Have you recently delivered a performance review to an employee who was surprised at your feedback? And in turn you were surprised at their reaction?

Mind the Gap, reports that on average managers rate their employees performance and contribution by almost a half point less than employees self-ratings.

There are five known biases that attribute to rating discrepancies between managers and employees

  • Two Self-rater biases: the need for self-esteem and the lack of self-awareness
  • Three Manager biases: lack of awareness of an employee’s contributions, justification of their role as a manager,  and budget justifications relating to pay increases

So if the gap is widening, what steps can be taken to decrease the effect of these biases and narrow the gap in performance ratings?

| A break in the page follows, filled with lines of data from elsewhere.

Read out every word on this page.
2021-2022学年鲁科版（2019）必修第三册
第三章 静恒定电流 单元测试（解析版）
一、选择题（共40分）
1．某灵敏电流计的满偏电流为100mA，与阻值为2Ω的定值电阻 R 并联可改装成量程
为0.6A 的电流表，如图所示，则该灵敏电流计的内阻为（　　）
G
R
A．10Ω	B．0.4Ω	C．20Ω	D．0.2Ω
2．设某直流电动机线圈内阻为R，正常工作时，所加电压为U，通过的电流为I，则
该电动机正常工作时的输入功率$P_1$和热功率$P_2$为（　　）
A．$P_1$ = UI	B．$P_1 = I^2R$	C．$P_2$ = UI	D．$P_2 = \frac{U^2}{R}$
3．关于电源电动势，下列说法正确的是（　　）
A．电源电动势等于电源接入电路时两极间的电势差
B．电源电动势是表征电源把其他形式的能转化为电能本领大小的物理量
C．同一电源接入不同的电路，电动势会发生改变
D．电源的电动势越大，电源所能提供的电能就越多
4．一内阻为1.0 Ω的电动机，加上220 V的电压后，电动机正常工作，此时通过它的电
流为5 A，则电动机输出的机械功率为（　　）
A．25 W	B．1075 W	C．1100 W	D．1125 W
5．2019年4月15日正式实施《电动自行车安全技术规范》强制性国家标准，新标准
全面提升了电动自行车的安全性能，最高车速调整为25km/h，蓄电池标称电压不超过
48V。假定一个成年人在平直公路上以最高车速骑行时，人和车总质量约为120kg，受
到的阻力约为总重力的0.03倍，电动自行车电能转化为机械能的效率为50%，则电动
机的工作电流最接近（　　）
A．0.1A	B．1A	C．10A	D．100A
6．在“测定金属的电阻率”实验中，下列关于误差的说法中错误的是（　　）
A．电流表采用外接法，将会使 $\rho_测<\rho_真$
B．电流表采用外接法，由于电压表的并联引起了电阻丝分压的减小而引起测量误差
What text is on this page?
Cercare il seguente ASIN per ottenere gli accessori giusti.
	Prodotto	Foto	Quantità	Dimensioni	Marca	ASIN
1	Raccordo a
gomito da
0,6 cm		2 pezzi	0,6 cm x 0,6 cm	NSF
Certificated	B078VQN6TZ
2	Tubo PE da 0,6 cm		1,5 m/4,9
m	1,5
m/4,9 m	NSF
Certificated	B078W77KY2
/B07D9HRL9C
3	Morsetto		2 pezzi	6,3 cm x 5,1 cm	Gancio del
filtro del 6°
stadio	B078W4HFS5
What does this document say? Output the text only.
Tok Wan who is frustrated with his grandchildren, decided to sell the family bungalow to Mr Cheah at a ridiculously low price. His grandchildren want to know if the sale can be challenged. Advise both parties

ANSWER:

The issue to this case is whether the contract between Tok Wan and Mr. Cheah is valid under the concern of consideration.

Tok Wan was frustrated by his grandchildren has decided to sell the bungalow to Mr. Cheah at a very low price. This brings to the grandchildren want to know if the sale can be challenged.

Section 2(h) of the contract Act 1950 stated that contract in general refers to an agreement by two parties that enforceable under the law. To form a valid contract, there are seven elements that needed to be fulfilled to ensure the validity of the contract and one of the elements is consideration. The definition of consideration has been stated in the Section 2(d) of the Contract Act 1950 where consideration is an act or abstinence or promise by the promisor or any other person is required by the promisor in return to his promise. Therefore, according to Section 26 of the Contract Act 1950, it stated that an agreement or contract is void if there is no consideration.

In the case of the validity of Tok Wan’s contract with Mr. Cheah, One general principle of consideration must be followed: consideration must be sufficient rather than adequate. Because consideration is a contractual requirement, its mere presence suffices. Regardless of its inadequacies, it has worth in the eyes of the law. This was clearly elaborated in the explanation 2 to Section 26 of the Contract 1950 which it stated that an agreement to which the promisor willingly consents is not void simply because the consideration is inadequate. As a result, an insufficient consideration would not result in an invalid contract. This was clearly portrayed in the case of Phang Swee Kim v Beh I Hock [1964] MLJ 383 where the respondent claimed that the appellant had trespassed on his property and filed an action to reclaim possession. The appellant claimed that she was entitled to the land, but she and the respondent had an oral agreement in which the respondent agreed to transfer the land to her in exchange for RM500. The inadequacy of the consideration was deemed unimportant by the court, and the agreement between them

I would suggest that increasing an employee’s self awareness and increasing a manager’s awareness of employee contributions are two biases that can be decreased.

Decreasing Bias in Performance Reviews
Let’s start with the employee. Self-awareness can be improved through assessment tools such as Myers Briggs, 360º degree feedback, etc. Assessment tools should be used in conjunction with coaching.  It is important that employees have their assessments explained in detail to them so they can relate the results back to their workplace and position within the organization. Learning for the assessments is critical to actually increasing self-awareness. Results of the assessment as they relate to changes in performance should be reviewed on an ongoing basis.

On the management side of the equation, increasing the awareness of employees’ contributions can be addressed by:

  • incorporating a team review into performance reviews.
  • performance goals should be jointly developed with the employee
  • separate performance reviews from salary reviews

Team Reviews
When I ran a consulting company, we instituted a team review process. Because the consultants often worked on multiple engagements for multiple leaders, it was a necessary step to get a true sense of an employee’s contributions. Your company may not have this specific organizational dynamic but there are other employees who interact with the employee being reviewed whether it be a cross functional project, or department team members as a manager it is imperative to get a wide input on an employee’s performance.

Goal Collaboration
When putting together performance goals, the employee should be part of the process. Including the employee in the process provides both manager and employee to clearly define what constitutes specific levels of contributions and the employee’s ownership and commitment to the goals are strengthened.

Separate Performance and Pay
When performance and salary reviews are linked together something interesting happens, the employee forgets all the feedback and only remembers how much money she will be making in the future. So of course an employee is going to rate themselves higher in performance than the manager, their pay increase depends on it!

Many companies have moved to a process of performance reviews done more than once a year and the salary review is completed outside of any performance review.Multiple reviews provide consistent feedback and the opportunity for the employee to make adjustments to their contributions.

In short, providing employees with assessment tools to elevate their self awareness and incorporating team reviews, goal collaboration, and separating performance and salary reviews will help to narrow the performance gap ratings. Ultimately if these gaps are closed or narrowed, your employees will be happier and more engaged in their work. And as a manager, you will have more time to manage and lead.